A. Peter Bailey, journalist, historian, and activist, was born on February 24, 1938, in Columbus, Georgia, to Upson Bailey, Sr. of Randolph County, Alabama, and Alga McFarlane Bailey of Birmingham. He was, however, raised in Tuskegee, Alabama. He attended Tuskegee’s Saint Joseph Catholic School from the first grade in 1944 until the eighth grade in 1952. He attended Tuskegee Institute High School before moving to Nuremberg, Germany, where his father was stationed in the military, in 1953. In 1955, Peter graduated from Nuremberg American High School. He was the youngest of two brothers and seven sisters.

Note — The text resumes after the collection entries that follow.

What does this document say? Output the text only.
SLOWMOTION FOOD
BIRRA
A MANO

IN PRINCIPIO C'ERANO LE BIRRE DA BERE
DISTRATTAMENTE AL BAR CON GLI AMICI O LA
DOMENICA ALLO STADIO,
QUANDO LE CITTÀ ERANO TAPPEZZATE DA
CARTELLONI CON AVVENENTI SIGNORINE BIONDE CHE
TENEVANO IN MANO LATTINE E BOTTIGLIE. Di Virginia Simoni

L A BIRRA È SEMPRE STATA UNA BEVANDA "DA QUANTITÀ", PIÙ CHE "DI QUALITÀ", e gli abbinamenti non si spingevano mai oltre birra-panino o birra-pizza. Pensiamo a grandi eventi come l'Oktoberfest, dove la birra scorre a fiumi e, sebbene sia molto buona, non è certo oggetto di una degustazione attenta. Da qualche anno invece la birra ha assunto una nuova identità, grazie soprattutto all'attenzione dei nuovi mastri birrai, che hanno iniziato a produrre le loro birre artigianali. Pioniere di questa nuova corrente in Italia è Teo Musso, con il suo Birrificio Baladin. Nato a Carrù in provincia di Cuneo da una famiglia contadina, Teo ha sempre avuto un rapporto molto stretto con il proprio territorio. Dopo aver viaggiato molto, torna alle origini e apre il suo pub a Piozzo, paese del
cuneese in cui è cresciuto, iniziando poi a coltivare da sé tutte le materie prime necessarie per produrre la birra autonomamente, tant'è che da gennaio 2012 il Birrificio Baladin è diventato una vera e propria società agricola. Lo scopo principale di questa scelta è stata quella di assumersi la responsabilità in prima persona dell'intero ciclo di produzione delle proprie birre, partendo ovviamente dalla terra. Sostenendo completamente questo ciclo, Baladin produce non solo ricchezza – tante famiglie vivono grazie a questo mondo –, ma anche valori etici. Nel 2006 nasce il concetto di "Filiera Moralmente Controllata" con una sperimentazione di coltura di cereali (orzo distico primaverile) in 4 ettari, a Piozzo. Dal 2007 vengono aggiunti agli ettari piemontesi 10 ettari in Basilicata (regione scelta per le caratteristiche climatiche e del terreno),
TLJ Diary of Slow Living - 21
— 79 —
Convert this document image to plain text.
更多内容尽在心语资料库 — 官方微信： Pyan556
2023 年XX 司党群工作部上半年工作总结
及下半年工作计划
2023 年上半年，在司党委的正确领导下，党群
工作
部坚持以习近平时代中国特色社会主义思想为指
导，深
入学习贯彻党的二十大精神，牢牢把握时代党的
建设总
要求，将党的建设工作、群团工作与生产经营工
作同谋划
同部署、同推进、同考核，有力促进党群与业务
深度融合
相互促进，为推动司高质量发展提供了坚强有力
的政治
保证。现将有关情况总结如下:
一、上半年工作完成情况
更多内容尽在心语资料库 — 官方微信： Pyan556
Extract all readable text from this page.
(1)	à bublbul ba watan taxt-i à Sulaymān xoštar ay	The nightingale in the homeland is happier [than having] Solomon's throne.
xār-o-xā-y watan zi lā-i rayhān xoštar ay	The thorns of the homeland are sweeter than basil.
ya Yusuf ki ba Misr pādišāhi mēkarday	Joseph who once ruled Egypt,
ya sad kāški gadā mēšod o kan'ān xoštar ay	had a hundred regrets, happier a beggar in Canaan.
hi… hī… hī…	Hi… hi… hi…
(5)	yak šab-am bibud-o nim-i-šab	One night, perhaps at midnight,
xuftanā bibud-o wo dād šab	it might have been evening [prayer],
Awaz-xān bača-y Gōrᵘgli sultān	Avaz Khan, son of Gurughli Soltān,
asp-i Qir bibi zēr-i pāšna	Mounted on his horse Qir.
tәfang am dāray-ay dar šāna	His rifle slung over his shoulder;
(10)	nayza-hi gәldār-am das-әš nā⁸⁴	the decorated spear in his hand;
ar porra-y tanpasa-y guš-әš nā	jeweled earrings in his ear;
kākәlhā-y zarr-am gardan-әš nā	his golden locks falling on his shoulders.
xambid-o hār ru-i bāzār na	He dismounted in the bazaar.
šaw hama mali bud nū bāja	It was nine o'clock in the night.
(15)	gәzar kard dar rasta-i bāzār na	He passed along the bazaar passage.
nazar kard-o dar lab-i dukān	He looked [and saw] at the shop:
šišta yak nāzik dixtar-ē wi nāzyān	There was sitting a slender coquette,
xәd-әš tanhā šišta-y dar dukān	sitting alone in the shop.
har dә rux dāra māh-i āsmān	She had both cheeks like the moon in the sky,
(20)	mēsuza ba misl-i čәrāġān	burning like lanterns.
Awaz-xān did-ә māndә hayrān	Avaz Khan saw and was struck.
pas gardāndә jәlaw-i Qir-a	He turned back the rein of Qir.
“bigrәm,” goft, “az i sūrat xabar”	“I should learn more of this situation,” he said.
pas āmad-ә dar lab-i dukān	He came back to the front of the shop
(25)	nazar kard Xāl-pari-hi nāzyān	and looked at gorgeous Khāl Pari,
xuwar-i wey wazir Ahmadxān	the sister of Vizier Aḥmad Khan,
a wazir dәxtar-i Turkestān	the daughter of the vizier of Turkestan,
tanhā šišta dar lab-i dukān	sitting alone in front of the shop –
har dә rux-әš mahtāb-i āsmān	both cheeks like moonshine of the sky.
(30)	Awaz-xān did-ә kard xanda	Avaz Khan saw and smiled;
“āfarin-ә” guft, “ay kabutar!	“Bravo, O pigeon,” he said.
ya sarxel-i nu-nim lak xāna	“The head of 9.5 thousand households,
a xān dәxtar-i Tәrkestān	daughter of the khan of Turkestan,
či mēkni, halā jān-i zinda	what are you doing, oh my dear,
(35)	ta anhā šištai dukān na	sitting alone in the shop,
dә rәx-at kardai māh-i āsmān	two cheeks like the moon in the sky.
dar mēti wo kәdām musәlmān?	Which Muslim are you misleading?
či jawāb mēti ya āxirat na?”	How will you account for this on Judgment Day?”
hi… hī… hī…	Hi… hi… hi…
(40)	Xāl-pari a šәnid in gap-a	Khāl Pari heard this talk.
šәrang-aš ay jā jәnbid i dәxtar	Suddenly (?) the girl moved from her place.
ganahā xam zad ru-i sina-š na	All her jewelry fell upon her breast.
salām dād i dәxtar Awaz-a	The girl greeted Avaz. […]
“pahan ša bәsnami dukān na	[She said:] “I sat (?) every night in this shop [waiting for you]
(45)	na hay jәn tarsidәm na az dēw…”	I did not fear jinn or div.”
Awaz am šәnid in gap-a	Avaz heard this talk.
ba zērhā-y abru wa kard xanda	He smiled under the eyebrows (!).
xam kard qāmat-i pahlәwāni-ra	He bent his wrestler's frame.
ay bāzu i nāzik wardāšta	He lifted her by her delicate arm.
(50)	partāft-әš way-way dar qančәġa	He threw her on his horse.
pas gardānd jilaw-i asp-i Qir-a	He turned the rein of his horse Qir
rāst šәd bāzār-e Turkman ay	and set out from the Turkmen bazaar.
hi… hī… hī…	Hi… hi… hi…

Bailey served in the United States Army from 1956 until 1959. He joined at Howard University after obtaining an honorary discharge and stayed until 1962. Bailey moved to Harlem that year and became close friends with civil rights activist Malcolm X. Bailey joined the Organization of Afro-American Unity (OAAU) in 1964 and served as editor of the organization’s periodical, Blacklash. He worked closely with Malcolm X in the OAAU, and he was one of the pallbearers at Malcolm X’s funeral in 1965.
Bailey worked as an associate editor for Ebony magazine in New York City from 1968 to 1975. He was associate director of the Black Theatre Alliance (BTA) from 1975 to 1981 and a member of the Tony Awards Nominating Committee during the 1975-76 Broadway season.
Bailey was elected president of the New York Association of Black Journalists in 1983 and served in that capacity until 1985.
Bailey has written and co-written several books, including Revelations: Alvin Ailey’s Autobiography with Alvin Ailey (1995), Seventh Child: A Family Memoir with Rodnell Collins (2000), and Witnessing Brother Malcolm X: The Master Teacher, with Alvin Ailey (2013).
Bailey has lectured about Malcolm X’s work at over 40 academic institutions and libraries across the United States, and he has worked as an Adjunct Professor of Journalism at Hunter College, the University of the District of Columbia, and Virginia Commonwealth University.
A. Peter Bailey lives in Washington, DC with his two sons, seven grandchildren, and six great-grandchildren. In 2021. He continues to write, most recently for the Florida Courier and The Washington Informer.